Tom Hanks has the kind of warm, reassuring presence that puts you at ease even through the mediation of a screen. It has made him the perfect choice for playing thoughtful lawyers, Meg Ryan’s romantic interest and upstanding citizens just doing their best to lead an honest, wholesome life. When he finally did take a turn for the villainous in Baz Luhrmann’s Elvis, they had to bury him under makeup and prosthetics to make his dastardliness even vaguely convincing.
Not all of his movies are a walk in the park with a golden retriever, though. Over the years, Hanks has appeared in plenty of pulse-pounding dramas that provide their own kind of darkness. In Cast Away, for example, he had to play a man trapped on an island who must go to extreme lengths to stay sane and alive. In Sully, he had to play the titular captain of a passenger plane who landed in the Hudson River when the engines failed.

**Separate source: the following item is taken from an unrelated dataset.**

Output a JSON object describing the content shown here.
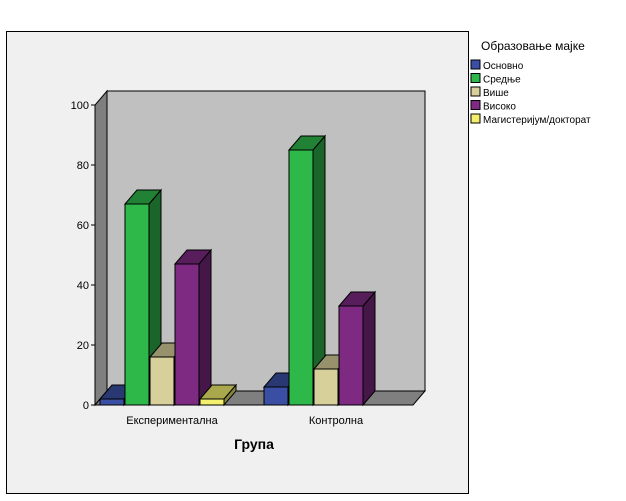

Given the range of genres his filmography covers, it’s tough to know what type of movie Hanks personally enjoys watching. You could look to his producing credits, but they are almost more wide-ranging than his acting credits. My Big Fat Greek Wedding, Band of Brothers, and a Christmas TV special featuring country star Carrie Underwood are just a few of the projects he’s believed in enough to finance, so there are few clues as to which movies he’d take with him if he were ever to get cast away on an island again and somehow have access to a TV.
For those tortured by this mystery, however, it will come as a relief to know that, in 2014, the actor stated clearly that one director in particular makes the kind of movies he likes to watch.
During the press tour for the 2013 grabbed-from-the-headlines thriller Captain Phillips, he spoke to Screen Daily about how he leapt at the chance to work with its director, Paul Greengrass. “He makes movies the way I like to see them,” Hanks said. “So it was a definite. We had met each other a couple of times and discussed the possibility of working together once or twice, of which nothing ever came up… All it required was a howdy-do.”
Greengrass is one of those filmmakers who you may not hear namechecked as often as Christopher Nolan or Quentin Tarantino, but you’ve probably seen one of his movies. The Jason Bourne franchise, Green Zone, and United 93 are just some of his films, and he’s known for his masterful creation of suspense and the stark, handheld visual style that he brings to thrillers.
He’s also shown a preference for bringing real-life suspense and tragedy to the screen. 2002’s Bloody Sunday is centred around the 1972 shootings in Derry, Northern Ireland; United 93 charts one of the hijacked planes that went down during the 9/11 attacks; and 22 July chronicles the 2011 attack that took place at a summer camp in Norway. Repackaging recent tragedy for the cinema-going masses is tricky territory, but as Hanks would likely attest, Greengrass manages to do it in a way that is as understated and unsensational as it’s possible to achieve with big-budget feature films.
Captain Phillips is one of his least harrowing movies, though it too follows a real-life story of terror. Starring Hanks as Captain Richard Phillips, a merchant mariner who was taken hostage with his crew by Somali pirates in 2009, it was a box office smash, earning $218million off a $55m budget and receiving six Academy Award nominations, including ‘Best Picture’. Hanks must have enjoyed working with Greengrass as much as he enjoys watching the director’s films because the two teamed up seven years later for the Civil War-era western News of the World.